I didn’t blame you at first

it’s a fact … some bite

they are taught to by pain

it’s a refuge, a coping mechanism, a

twist and writhe in slim net

of sanity and pathology

that’s all they know

the feral in their fur

if you try to be kind

they will purr

then go ahead and bite you.

I took my bleeding hand

stuck it in my mouth

to prevent saying the things I wanted to

Then I remembered all the little ways

you’d been before, the bare indifference

how I’d tried. Why had I kept on trying?

What possesses us to be kind

to broken things whose disapointment

in themselves turns to savagery?

At least it gave you an opportunity

to use that tenderness against me

I did feel a fool until I realized, yeah …

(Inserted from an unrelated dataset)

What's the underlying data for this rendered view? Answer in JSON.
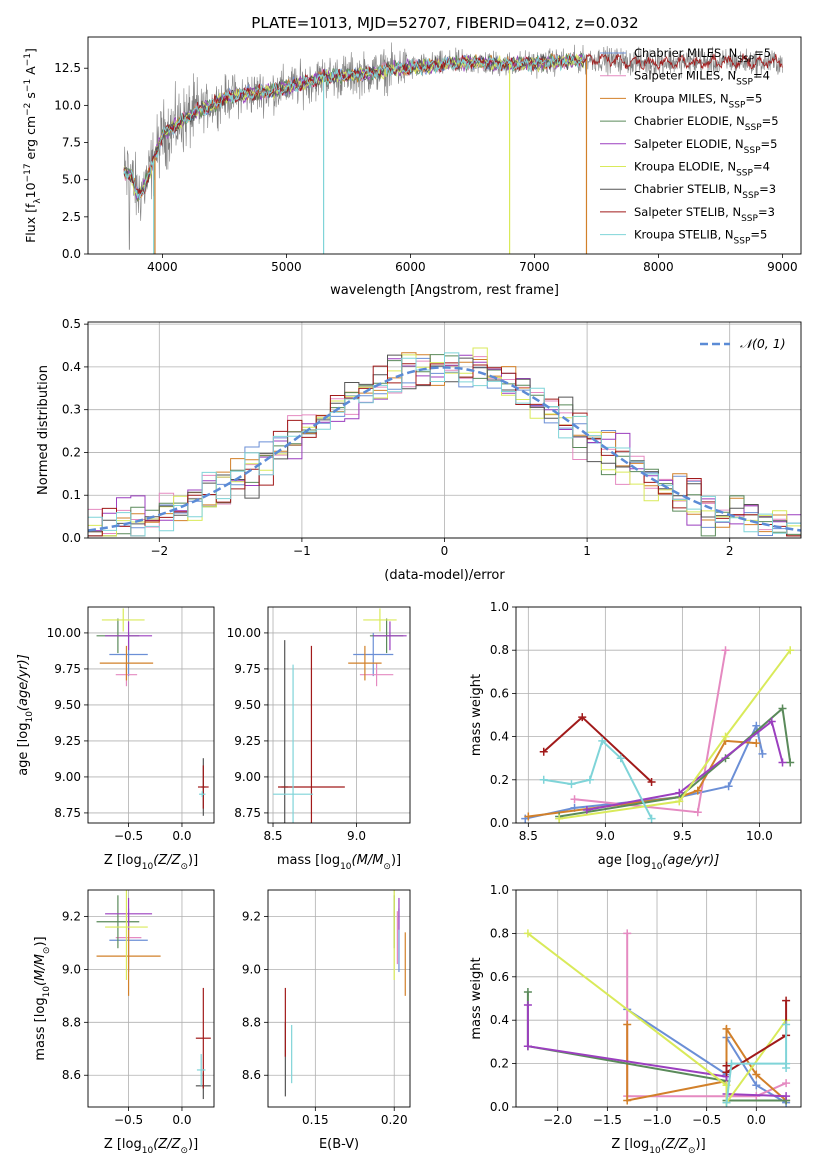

maybe you were my enemy all along

in that slow icing way you left me feeling emptied

which may say something about me

and how I should learn to try less

I’m sure you’d say; “nobody else can make you feel bad

without giving your permission.”

But I think I will disagree

that’s a passive-aggressive crock … Psych101

it’s your fault … no one else’s

with your holier-than-thou certainty

convinced you’re above us all

I walked away from the snow and the blood

a little cross at myself for not remembering

you can’t hand feed

wild cats.

15 Replies to “Felis catus”

  1. You’ve ended this superbly and the imagery is worth every second of this read.

    “you can’t hand feed

    wild cats.”

    I’m so glad you’re writing regularly again.

  2. It is often quoted; “The best defense is a good offense.” [George Washington] It may be true most in actual war. For those who live in the Hobbesian State Of Nature, a war of all against all, it is fundamental. Though they can pretend otherwise.

  3. Well goodness that’s an apropos quote if ever there was one! I do agree in that truth must come first. Never really a need to be cruel. I just don’t see where it needs to exist. There is a middle ground. And there is mercy. And there is kindness. Even if that makes me a little boring, I’d rather be that than cruel.

  4. Thank you so much Tre. I was on the cusp of giving up for the reasons we both know, and I decided why be what they’d expect me to be? Meaning those who would say I’m not good enough. I suppose I will never think I am (good enough) but if we don’t try in life, we really don’t exist. I have always tried. I appreciate your support more than words can convey.

  5. You are not boring, and kindness and mercy are not either. Cruelty may be exciting to many, but I do think those better things are more interesting.